Khofifah beri bonus Rp1,845 miliar untuk atlet paralimpik Jatim
Kontingen Jawa Timur meraih total 35 medali dalam ASEAN Para Games 2025 di Thailand, terdiri dari 10 emas, 19 perak, dan 6 perunggu. Berdasarkan prestasi ini, Gubernur Khofifah Indar Parawansa menyalurkan insentif sebesar Rp1,845 miliar kepada 15 atlet serta dua pelatih yang berkontribusi dalam keberhasilan tersebut.
Prestasi yang dicapai mencerminkan dedikasi atlet dan pelatih dalam berbagai cabang olahraga seperti atletik, renang, panahan, bulu tangkis, tenis meja, dan voli duduk. Khofifah menekankan peran dukungan dari bidang ilmu keolahragaan, termasuk keterlibatan Universitas Negeri Surabaya (Unesa), dalam meningkatkan kualitas penampilan atlet.
“Alhamdulillah, kawan-kawan atlet paralimpik Jatim sudah memberikan dedikasi terbaik dan terus mencapai prestasi terbaiknya. Pada penyelenggaraan ASEAN Para Games 2025 di Thailand,”
Ke depan, Pemprov Jatim akan mempertimbangkan pembangunan pusat pelatihan terintegrasi yang lebih efektif. Khofifah juga menyoroti pentingnya pemetaan kekuatan atlet nasional dan internasional untuk memperkuat strategi pembinaan.

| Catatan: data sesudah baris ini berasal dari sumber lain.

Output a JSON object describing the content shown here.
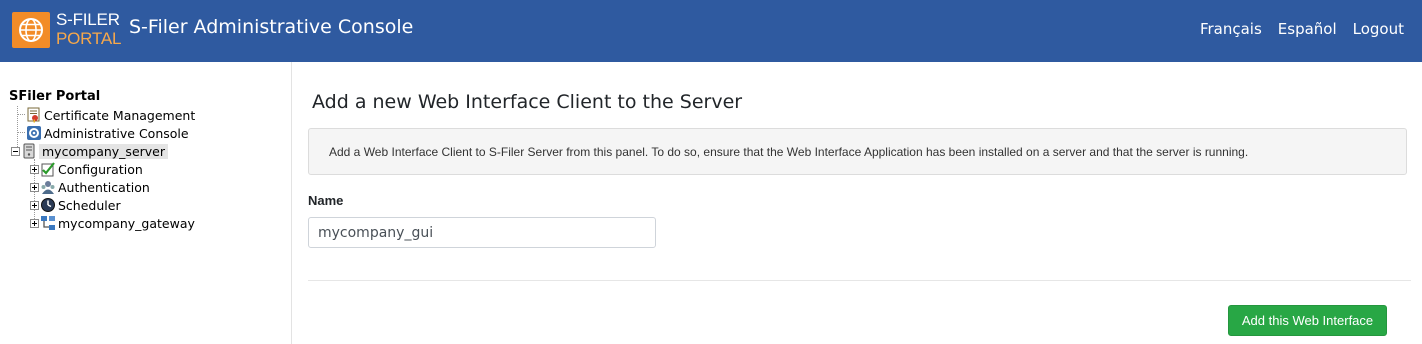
{
  "header": {
    "logo_line1": "S-FILER",
    "logo_line2": "PORTAL",
    "title": "S-Filer Administrative Console",
    "nav": [
      {
        "label": "Français"
      },
      {
        "label": "Español"
      },
      {
        "label": "Logout"
      }
    ],
    "brand_color": "#2f5aa0",
    "logo_color": "#f28c28"
  },
  "sidebar": {
    "root_label": "SFiler Portal",
    "items": [
      {
        "label": "Certificate Management",
        "icon": "certificate-icon"
      },
      {
        "label": "Administrative Console",
        "icon": "gear-icon"
      },
      {
        "label": "mycompany_server",
        "icon": "server-icon",
        "expanded": true,
        "selected": true
      },
      {
        "label": "Configuration",
        "icon": "checklist-icon"
      },
      {
        "label": "Authentication",
        "icon": "users-icon"
      },
      {
        "label": "Scheduler",
        "icon": "clock-icon"
      },
      {
        "label": "mycompany_gateway",
        "icon": "network-icon"
      }
    ]
  },
  "main": {
    "title": "Add a new Web Interface Client to the Server",
    "info": "Add a Web Interface Client to S-Filer Server from this panel. To do so, ensure that the Web Interface Application has been installed on a server and that the server is running.",
    "name_label": "Name",
    "name_value": "mycompany_gui",
    "submit_label": "Add this Web Interface",
    "submit_color": "#28a745"
  }
}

“Penting juga terkait pemetaan kompetitor atlet lainnya, pasti semua dalam pemetaan NPCI. Jadi, secara nasional punya peta kekuatan atlet dari negara lain, NPCI Jatim juga harus punya pemetaan itu,”
Ketua National Paralympic Committee Indonesia (NPCI) Jatim, Imam Kuncoro, menilai capaian tersebut sebagai hasil dari pembinaan yang berkelanjutan. “15 atlet Jatim berprestasi di ASEAN Para Games Thailand membuktikan hasil investasi pembinaan yang terukur. Prestasi tidak lahir instan, tetapi berjenjang dan penuh kesabaran,” katanya.